I'm skipping over all the in vitro data as I only have three slides left, and I want to show you some in vivo data, as that's really important. In this case, we are using a very similar formulation to the one I showed before. There is an engineered p53 promoter driving this iCas9 suicide gene, wrapped in a neutral lipid nanoparticle. In this case we're growing gigantic prostate cancer tumors in an immunocompromised mouse. These are NOD/SCID mice. We're growing them up to over 500 m^3, so big tumors. We're doing a single intratumoral injection of the nanoparticle, waiting three days, and then doing a systemic injection of the dimerizer. We saw most of the tumors reduced 90-95% in 48 hours - and this is not amazing for an intratumoral injection, but I was very pleased because this means we're successfully transfecting the plasmid into the majority of tumor cells, which I thought was very exciting.

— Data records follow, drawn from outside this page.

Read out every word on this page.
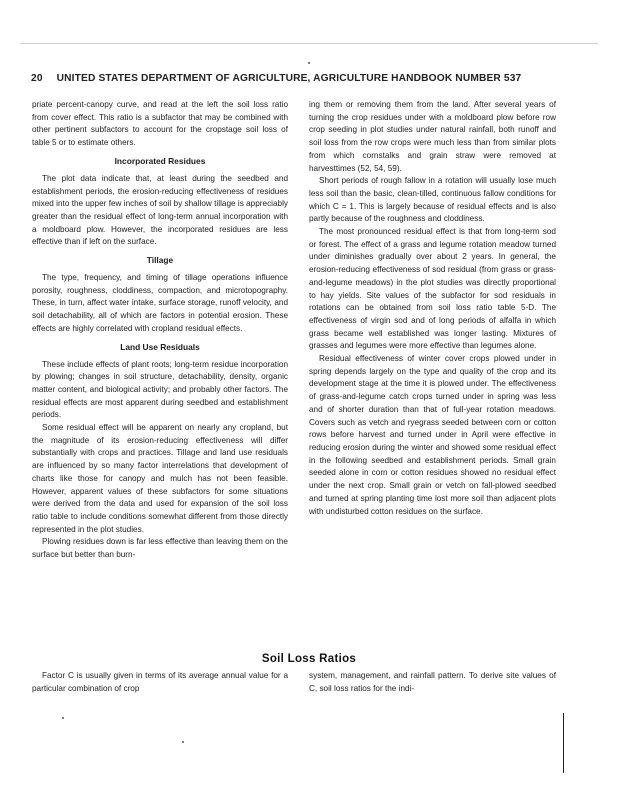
20 UNITED STATES DEPARTMENT OF AGRICULTURE, AGRICULTURE HANDBOOK NUMBER 537

priate percent-canopy curve, and read at the left the soil loss ratio from cover effect. This ratio is a subfactor that may be combined with other pertinent subfactors to account for the cropstage soil loss of table 5 or to estimate others.

Incorporated Residues

The plot data indicate that, at least during the seedbed and establishment periods, the erosion-reducing effectiveness of residues mixed into the upper few inches of soil by shallow tillage is appreciably greater than the residual effect of long-term annual incorporation with a moldboard plow. However, the incorporated residues are less effective than if left on the surface.

Tillage

The type, frequency, and timing of tillage operations influence porosity, roughness, cloddiness, compaction, and microtopography. These, in turn, affect water intake, surface storage, runoff velocity, and soil detachability, all of which are factors in potential erosion. These effects are highly correlated with cropland residual effects.

Land Use Residuals

These include effects of plant roots; long-term residue incorporation by plowing; changes in soil structure, detachability, density, organic matter content, and biological activity; and probably other factors. The residual effects are most apparent during seedbed and establishment periods.

Some residual effect will be apparent on nearly any cropland, but the magnitude of its erosion-reducing effectiveness will differ substantially with crops and practices. Tillage and land use residuals are influenced by so many factor interrelations that development of charts like those for canopy and mulch has not been feasible. However, apparent values of these subfactors for some situations were derived from the data and used for expansion of the soil loss ratio table to include conditions somewhat different from those directly represented in the plot studies.

Plowing residues down is far less effective than leaving them on the surface but better than burn-

ing them or removing them from the land. After several years of turning the crop residues under with a moldboard plow before row crop seeding in plot studies under natural rainfall, both runoff and soil loss from the row crops were much less than from similar plots from which cornstalks and grain straw were removed at harvesttimes (52, 54, 59).

Short periods of rough fallow in a rotation will usually lose much less soil than the basic, clean-tilled, continuous fallow conditions for which C = 1. This is largely because of residual effects and is also partly because of the roughness and cloddiness.

The most pronounced residual effect is that from long-term sod or forest. The effect of a grass and legume rotation meadow turned under diminishes gradually over about 2 years. In general, the erosion-reducing effectiveness of sod residual (from grass or grass-and-legume meadows) in the plot studies was directly proportional to hay yields. Site values of the subfactor for sod residuals in rotations can be obtained from soil loss ratio table 5-D. The effectiveness of virgin sod and of long periods of alfalfa in which grass became well established was longer lasting. Mixtures of grasses and legumes were more effective than legumes alone.

Residual effectiveness of winter cover crops plowed under in spring depends largely on the type and quality of the crop and its development stage at the time it is plowed under. The effectiveness of grass-and-legume catch crops turned under in spring was less and of shorter duration than that of full-year rotation meadows. Covers such as vetch and ryegrass seeded between corn or cotton rows before harvest and turned under in April were effective in reducing erosion during the winter and showed some residual effect in the following seedbed and establishment periods. Small grain seeded alone in corn or cotton residues showed no residual effect under the next crop. Small grain or vetch on fall-plowed seedbed and turned at spring planting time lost more soil than adjacent plots with undisturbed cotton residues on the surface.

Soil Loss Ratios

Factor C is usually given in terms of its average annual value for a particular combination of crop

system, management, and rainfall pattern. To derive site values of C, soil loss ratios for the indi-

The real proof is to be able to do with a systemic injection, and we've done those studies. This is just an example of four mice in that cohort. We've grown these same very large tumors, growing them to a size of 500 m^3. In this case we're giving four daily tail vein injections of the LNP and on the fifth day we're giving them a single dose of the dimerizer, systemically. Again, we saw remarkable results, between 50-98% tumor reduction in just two days. This resulted in a significant prolongation of survival with a single dose in these animals. On average, six mice per group, almost a 70% reduction in tumor volume.
One thing that is really important as well: primary tumors don't kill patients in most situations. It is the metastatic disease, so we're really interested in seeing whether we can hit metastatic cancers. Obviously this will be the population we go into for the first clinical trials as well. So we have done a number of models looking at the ability of these LNPs to control metastatic disease, in this case we've got a prostate cancer systemic metastasis model, and an immunocompetent melanoma model. In both cases with a multiple dosing regimen, we were able to control this disease effectively.
We're on the path. Obviously, the long term goal of Oisin is to develop senescence-clearing therapies for aging and age-related diseases. But I think in the short term it is really important, not only for the nanoparticle technology, but also for this platform technology, to prove it in the clinic - safety and efficacy. So we've already got a phase I/phase IIb cancer trial designed, and we're right now gearing up for GLP toxicology that will be enabling for those studies. We're hoping to dose our first person in early 2019. We're excited about accelerating the translation of this technology. One thing I'll mention as well, there are many cancers in which this can work in. In Canada, we can actually do a phase I trial with all types of cancer, basically, so colorectal, prostate, lung, etc. We'll be looking for the biggest signal and most important cancer to be able to expand that cohort and then do the phase II.